Suddenly, the barn is shocked back to a pulse, with the throb of voices, music blaring, dust and pollen flying chaotically, the rattle of the electric “elevator” hauling bales from wagon to loft, the grunts and groans of the crew as they heft and heave the bales into place in the stack. This often goes on late into the night, the barn ablaze with lights, the barnyard buzzing with excitement and activity. It almost looks as if it is on fire.
Vital signs measurable, rhythm restored, volume depletion reversed, prognosis good for another year.
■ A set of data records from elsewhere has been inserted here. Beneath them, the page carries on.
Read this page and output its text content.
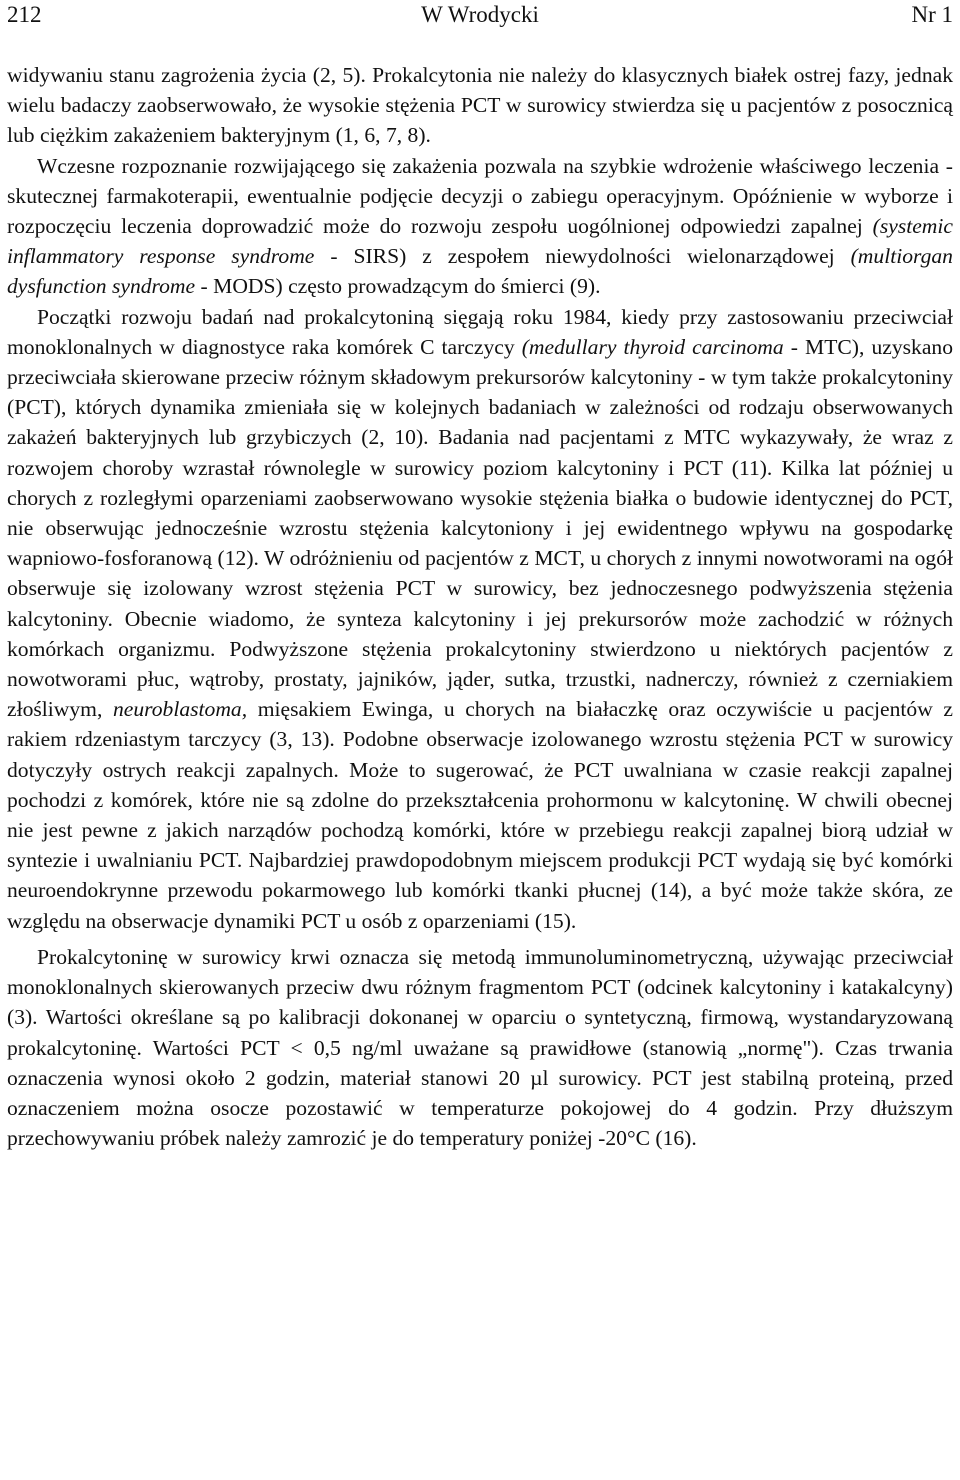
212	W Wrodycki	Nr 1

widywaniu stanu zagrożenia życia (2, 5). Prokalcytonia nie należy do klasycznych białek ostrej fazy, jednak wielu badaczy zaobserwowało, że wysokie stężenia PCT w surowicy stwierdza się u pacjentów z posocznicą lub ciężkim zakażeniem bakteryjnym (1, 6, 7, 8).

Wczesne rozpoznanie rozwijającego się zakażenia pozwala na szybkie wdrożenie właściwego leczenia - skutecznej farmakoterapii, ewentualnie podjęcie decyzji o zabiegu operacyjnym. Opóźnienie w wyborze i rozpoczęciu leczenia doprowadzić może do rozwoju zespołu uogólnionej odpowiedzi zapalnej (systemic inflammatory response syndrome - SIRS) z zespołem niewydolności wielonarządowej (multiorgan dysfunction syndrome - MODS) często prowadzącym do śmierci (9).

Początki rozwoju badań nad prokalcytoniną sięgają roku 1984, kiedy przy zastosowaniu przeciwciał monoklonalnych w diagnostyce raka komórek C tarczycy (medullary thyroid carcinoma - MTC), uzyskano przeciwciała skierowane przeciw różnym składowym prekursorów kalcytoniny - w tym także prokalcytoniny (PCT), których dynamika zmieniała się w kolejnych badaniach w zależności od rodzaju obserwowanych zakażeń bakteryjnych lub grzybiczych (2, 10). Badania nad pacjentami z MTC wykazywały, że wraz z rozwojem choroby wzrastał równolegle w surowicy poziom kalcytoniny i PCT (11). Kilka lat później u chorych z rozległymi oparzeniami zaobserwowano wysokie stężenia białka o budowie identycznej do PCT, nie obserwując jednocześnie wzrostu stężenia kalcytoniony i jej ewidentnego wpływu na gospodarkę wapniowo-fosforanową (12). W odróżnieniu od pacjentów z MCT, u chorych z innymi nowotworami na ogół obserwuje się izolowany wzrost stężenia PCT w surowicy, bez jednoczesnego podwyższenia stężenia kalcytoniny. Obecnie wiadomo, że synteza kalcytoniny i jej prekursorów może zachodzić w różnych komórkach organizmu. Podwyższone stężenia prokalcytoniny stwierdzono u niektórych pacjentów z nowotworami płuc, wątroby, prostaty, jajników, jąder, sutka, trzustki, nadnerczy, również z czerniakiem złośliwym, neuroblastoma, mięsakiem Ewinga, u chorych na białaczkę oraz oczywiście u pacjentów z rakiem rdzeniastym tarczycy (3, 13). Podobne obserwacje izolowanego wzrostu stężenia PCT w surowicy dotyczyły ostrych reakcji zapalnych. Może to sugerować, że PCT uwalniana w czasie reakcji zapalnej pochodzi z komórek, które nie są zdolne do przekształcenia prohormonu w kalcytoninę. W chwili obecnej nie jest pewne z jakich narządów pochodzą komórki, które w przebiegu reakcji zapalnej biorą udział w syntezie i uwalnianiu PCT. Najbardziej prawdopodobnym miejscem produkcji PCT wydają się być komórki neuroendokrynne przewodu pokarmowego lub komórki tkanki płucnej (14), a być może także skóra, ze względu na obserwacje dynamiki PCT u osób z oparzeniami (15).

Prokalcytoninę w surowicy krwi oznacza się metodą immunoluminometryczną, używając przeciwciał monoklonalnych skierowanych przeciw dwu różnym fragmentom PCT (odcinek kalcytoniny i katakalcyny) (3). Wartości określane są po kalibracji dokonanej w oparciu o syntetyczną, firmową, wystandaryzowaną prokalcytoninę. Wartości PCT < 0,5 ng/ml uważane są prawidłowe (stanowią „normę"). Czas trwania oznaczenia wynosi około 2 godzin, materiał stanowi 20 µl surowicy. PCT jest stabilną proteiną, przed oznaczeniem można osocze pozostawić w temperaturze pokojowej do 4 godzin. Przy dłuższym przechowywaniu próbek należy zamrozić je do temperatury poniżej -20°C (16).
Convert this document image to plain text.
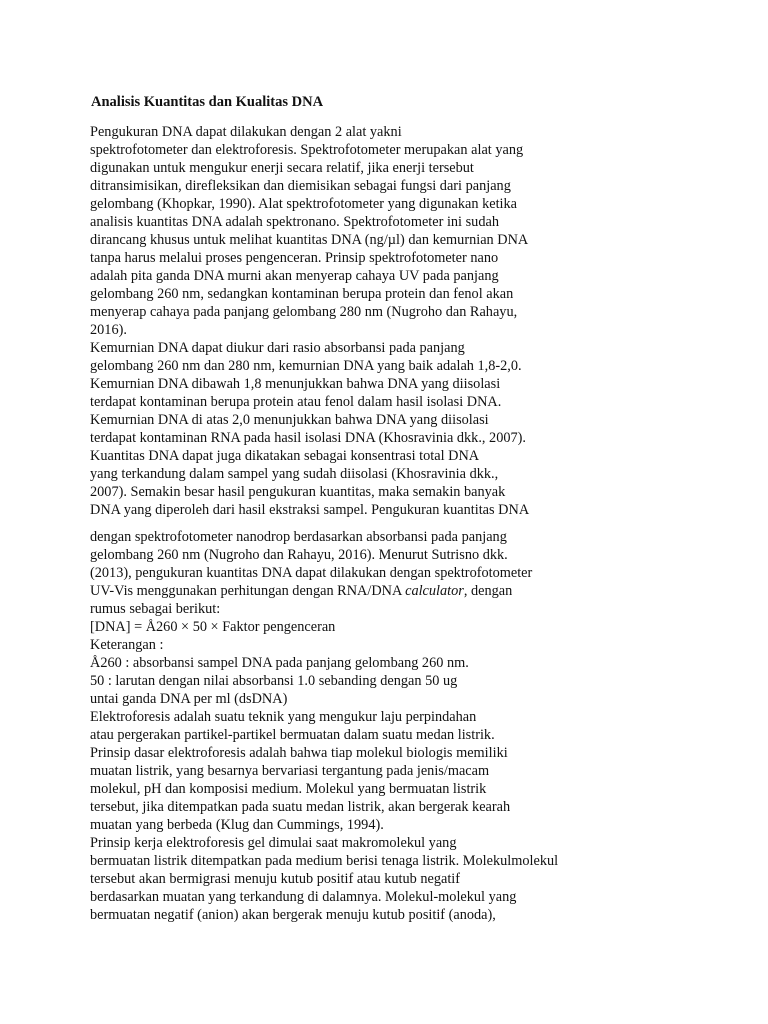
Analisis Kuantitas dan Kualitas DNA
Pengukuran DNA dapat dilakukan dengan 2 alat yakni
spektrofotometer dan elektroforesis. Spektrofotometer merupakan alat yang
digunakan untuk mengukur enerji secara relatif, jika enerji tersebut
ditransimisikan, direfleksikan dan diemisikan sebagai fungsi dari panjang
gelombang (Khopkar, 1990). Alat spektrofotometer yang digunakan ketika
analisis kuantitas DNA adalah spektronano. Spektrofotometer ini sudah
dirancang khusus untuk melihat kuantitas DNA (ng/µl) dan kemurnian DNA
tanpa harus melalui proses pengenceran. Prinsip spektrofotometer nano
adalah pita ganda DNA murni akan menyerap cahaya UV pada panjang
gelombang 260 nm, sedangkan kontaminan berupa protein dan fenol akan
menyerap cahaya pada panjang gelombang 280 nm (Nugroho dan Rahayu,
2016).
Kemurnian DNA dapat diukur dari rasio absorbansi pada panjang
gelombang 260 nm dan 280 nm, kemurnian DNA yang baik adalah 1,8-2,0.
Kemurnian DNA dibawah 1,8 menunjukkan bahwa DNA yang diisolasi
terdapat kontaminan berupa protein atau fenol dalam hasil isolasi DNA.
Kemurnian DNA di atas 2,0 menunjukkan bahwa DNA yang diisolasi
terdapat kontaminan RNA pada hasil isolasi DNA (Khosravinia dkk., 2007).
Kuantitas DNA dapat juga dikatakan sebagai konsentrasi total DNA
yang terkandung dalam sampel yang sudah diisolasi (Khosravinia dkk.,
2007). Semakin besar hasil pengukuran kuantitas, maka semakin banyak
DNA yang diperoleh dari hasil ekstraksi sampel. Pengukuran kuantitas DNA
dengan spektrofotometer nanodrop berdasarkan absorbansi pada panjang
gelombang 260 nm (Nugroho dan Rahayu, 2016). Menurut Sutrisno dkk.
(2013), pengukuran kuantitas DNA dapat dilakukan dengan spektrofotometer
UV-Vis menggunakan perhitungan dengan RNA/DNA calculator, dengan
rumus sebagai berikut:
[DNA] = Å260 × 50 × Faktor pengenceran
Keterangan :
Å260 : absorbansi sampel DNA pada panjang gelombang 260 nm.
50 : larutan dengan nilai absorbansi 1.0 sebanding dengan 50 ug
untai ganda DNA per ml (dsDNA)
Elektroforesis adalah suatu teknik yang mengukur laju perpindahan
atau pergerakan partikel-partikel bermuatan dalam suatu medan listrik.
Prinsip dasar elektroforesis adalah bahwa tiap molekul biologis memiliki
muatan listrik, yang besarnya bervariasi tergantung pada jenis/macam
molekul, pH dan komposisi medium. Molekul yang bermuatan listrik
tersebut, jika ditempatkan pada suatu medan listrik, akan bergerak kearah
muatan yang berbeda (Klug dan Cummings, 1994).
Prinsip kerja elektroforesis gel dimulai saat makromolekul yang
bermuatan listrik ditempatkan pada medium berisi tenaga listrik. Molekulmolekul
tersebut akan bermigrasi menuju kutub positif atau kutub negatif
berdasarkan muatan yang terkandung di dalamnya. Molekul-molekul yang
bermuatan negatif (anion) akan bergerak menuju kutub positif (anoda),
A healthy rhythm is elusive in this modern age of full time jobs off the farm, necessitating careful coordination with the schedule of the farmer who cuts and bales for many neighbors all within the same window of good weather. The farmer races his equipment from field to field, swooping around with a goliath tractor taking 12 foot swaths, raising dust clouds, and then on to the next job. It is so unlike the rhythm of a century ago when a horse drawn mower cut the tall grass in a gentle four foot swath, with a pulsing shh shh shh shh shh shh tempo that could be heard stretching across the fields. It is an unfamiliar sound today, the almost-silence of no motor at all, just the jingle of the harness and the mower blades slicing back and forth as the team pulls the equipment down the field. We’ve lost the peacefulness of a team of horses at work, necessitating a slower pace and the need to stop at the end of a row for a breather.
The old barn will be resuscitated once again. Its floor will creak with the weight of the hay bales, the walls will groan with the pressure of stacks. The missing shingles on the roof will be replaced and the doors locked tight against the winter winds. But it will be breathing on its own, having needed only a short rest these last few weeks.
Inside, once again, filled to the brim, life is held tight by twine, just waiting to be released.